In my practice, I operate by these principles, which I have found to be essential in helping people get results.
Investigate the whole - There may be things going on for you that seem unrelated to your current health issue but are actually very relevant. That’s why it’s important to be comprehensive in evaluating all body systems as well as looking deeply into your health history. This will help uncover patterns and underlying causes that may be contributing to what you are experiencing now.
Apply multiple healing lenses - Different healing traditions bring different insights. There is of course our modern scientific understanding of health and illness. There are also longstanding healing traditions like Western Herbalism, Ayurveda, and Traditional Chinese Medicine. These look at subtler patterns and give greater weight to psychological and lifestyle factors in illness. Combining time-tested healing traditions with current scientific knowledge brings the best of both worlds in service of healing.
Be mindful of the “pillars of health” - diet, sleep, exercise, relationships, stress management—these pillars are foundational to getting well for anyone facing a chronic health issue.
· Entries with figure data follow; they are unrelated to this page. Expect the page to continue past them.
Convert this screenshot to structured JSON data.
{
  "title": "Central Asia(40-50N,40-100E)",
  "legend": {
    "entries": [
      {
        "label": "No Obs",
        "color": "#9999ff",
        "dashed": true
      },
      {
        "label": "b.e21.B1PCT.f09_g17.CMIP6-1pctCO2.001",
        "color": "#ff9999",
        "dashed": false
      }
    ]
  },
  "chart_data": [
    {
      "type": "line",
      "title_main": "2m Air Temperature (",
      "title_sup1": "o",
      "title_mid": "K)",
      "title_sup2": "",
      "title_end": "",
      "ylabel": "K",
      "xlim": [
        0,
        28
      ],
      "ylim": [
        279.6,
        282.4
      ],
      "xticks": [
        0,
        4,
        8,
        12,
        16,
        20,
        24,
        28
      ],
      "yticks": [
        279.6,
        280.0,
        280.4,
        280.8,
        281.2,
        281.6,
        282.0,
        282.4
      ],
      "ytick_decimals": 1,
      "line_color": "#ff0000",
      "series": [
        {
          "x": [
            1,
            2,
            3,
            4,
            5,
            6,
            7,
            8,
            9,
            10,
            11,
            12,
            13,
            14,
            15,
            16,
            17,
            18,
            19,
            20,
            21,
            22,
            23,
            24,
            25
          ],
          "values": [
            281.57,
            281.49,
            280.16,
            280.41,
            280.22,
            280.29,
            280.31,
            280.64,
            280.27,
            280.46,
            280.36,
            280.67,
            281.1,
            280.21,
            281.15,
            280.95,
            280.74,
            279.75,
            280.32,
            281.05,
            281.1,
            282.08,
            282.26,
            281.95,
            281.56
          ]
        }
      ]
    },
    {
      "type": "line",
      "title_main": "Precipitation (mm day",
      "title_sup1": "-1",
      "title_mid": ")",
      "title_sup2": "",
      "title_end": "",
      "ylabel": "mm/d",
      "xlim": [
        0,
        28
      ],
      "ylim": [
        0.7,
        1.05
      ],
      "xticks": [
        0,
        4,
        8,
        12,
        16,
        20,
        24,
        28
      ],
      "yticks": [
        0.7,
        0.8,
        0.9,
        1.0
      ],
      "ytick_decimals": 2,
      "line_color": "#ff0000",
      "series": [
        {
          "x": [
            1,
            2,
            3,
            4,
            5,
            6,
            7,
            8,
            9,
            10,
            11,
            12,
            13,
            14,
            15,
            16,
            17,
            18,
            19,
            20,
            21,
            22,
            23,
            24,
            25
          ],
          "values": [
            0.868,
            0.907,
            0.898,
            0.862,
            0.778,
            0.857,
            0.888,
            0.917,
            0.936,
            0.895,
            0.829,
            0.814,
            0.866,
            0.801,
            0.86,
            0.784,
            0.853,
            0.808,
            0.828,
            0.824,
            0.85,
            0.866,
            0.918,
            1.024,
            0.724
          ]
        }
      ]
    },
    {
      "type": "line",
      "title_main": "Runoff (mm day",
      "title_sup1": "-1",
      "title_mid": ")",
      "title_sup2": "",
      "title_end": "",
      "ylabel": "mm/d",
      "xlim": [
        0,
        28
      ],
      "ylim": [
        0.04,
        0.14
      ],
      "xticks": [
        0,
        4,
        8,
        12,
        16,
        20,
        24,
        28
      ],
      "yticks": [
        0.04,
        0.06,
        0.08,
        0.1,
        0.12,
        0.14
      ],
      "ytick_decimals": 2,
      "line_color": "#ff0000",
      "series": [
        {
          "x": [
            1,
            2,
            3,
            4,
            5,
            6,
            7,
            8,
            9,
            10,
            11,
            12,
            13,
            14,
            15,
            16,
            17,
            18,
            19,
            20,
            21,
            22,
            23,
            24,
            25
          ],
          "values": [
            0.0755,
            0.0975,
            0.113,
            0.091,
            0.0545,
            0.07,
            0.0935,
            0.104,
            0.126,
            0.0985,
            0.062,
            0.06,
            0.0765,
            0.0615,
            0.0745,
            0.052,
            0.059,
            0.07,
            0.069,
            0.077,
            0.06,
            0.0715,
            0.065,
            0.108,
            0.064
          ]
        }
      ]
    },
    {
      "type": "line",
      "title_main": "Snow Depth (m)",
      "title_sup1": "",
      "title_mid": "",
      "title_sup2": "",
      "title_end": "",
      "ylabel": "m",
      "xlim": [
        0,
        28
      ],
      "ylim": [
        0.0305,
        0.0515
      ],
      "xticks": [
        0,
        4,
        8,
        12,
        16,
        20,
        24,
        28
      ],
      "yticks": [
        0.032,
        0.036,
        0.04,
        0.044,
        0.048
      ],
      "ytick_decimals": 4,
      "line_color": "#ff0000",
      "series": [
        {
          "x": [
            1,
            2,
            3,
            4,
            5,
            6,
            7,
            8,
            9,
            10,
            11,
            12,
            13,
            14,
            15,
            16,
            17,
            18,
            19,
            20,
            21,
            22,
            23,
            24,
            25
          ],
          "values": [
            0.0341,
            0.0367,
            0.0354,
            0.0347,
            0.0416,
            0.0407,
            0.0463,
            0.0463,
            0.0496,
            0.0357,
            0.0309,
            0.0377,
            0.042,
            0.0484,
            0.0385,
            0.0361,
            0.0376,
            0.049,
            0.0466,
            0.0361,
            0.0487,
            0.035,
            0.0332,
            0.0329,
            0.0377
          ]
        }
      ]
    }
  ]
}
The health of these areas need to be thoughtfully considered as part of your treatment plan.
Make small changes, incrementally, over time - Any changes you make need to be sustainable, something you can build on for the long term. I support you to make change in manageable steps, tweaking and adjusting over time, to help you find lasting results.
Personalize your medicine - Medicinal plants don’t work like drugs and shouldn’t be applied like them. We’re conditioned from Western medicine to match a drug to a disease, but herbs applied in this way are hit and miss. They work best applied to you, the person, not your disease - So there isn’t a depression herb, or an arthritis herb, or an autoimmune herb that works for everybody. Plant medicines (as well as diet and lifestyle therapies) need to treat the underlying causes of illness, and uncovering that is a large part of our work together.
Get back to *your* nature - Part of finding our way back to health is understanding that as a species we evolved to thrive in a very different environment than the one we live in today. Those biological requirements have not changed, even though our world has. Returning to natural rhythms, whether that’s taking breaks from screens, getting enough sleep and exercise, spending time in the forest or garden, or ingesting nature’s healers (plants!), will create a solid foundation for healing.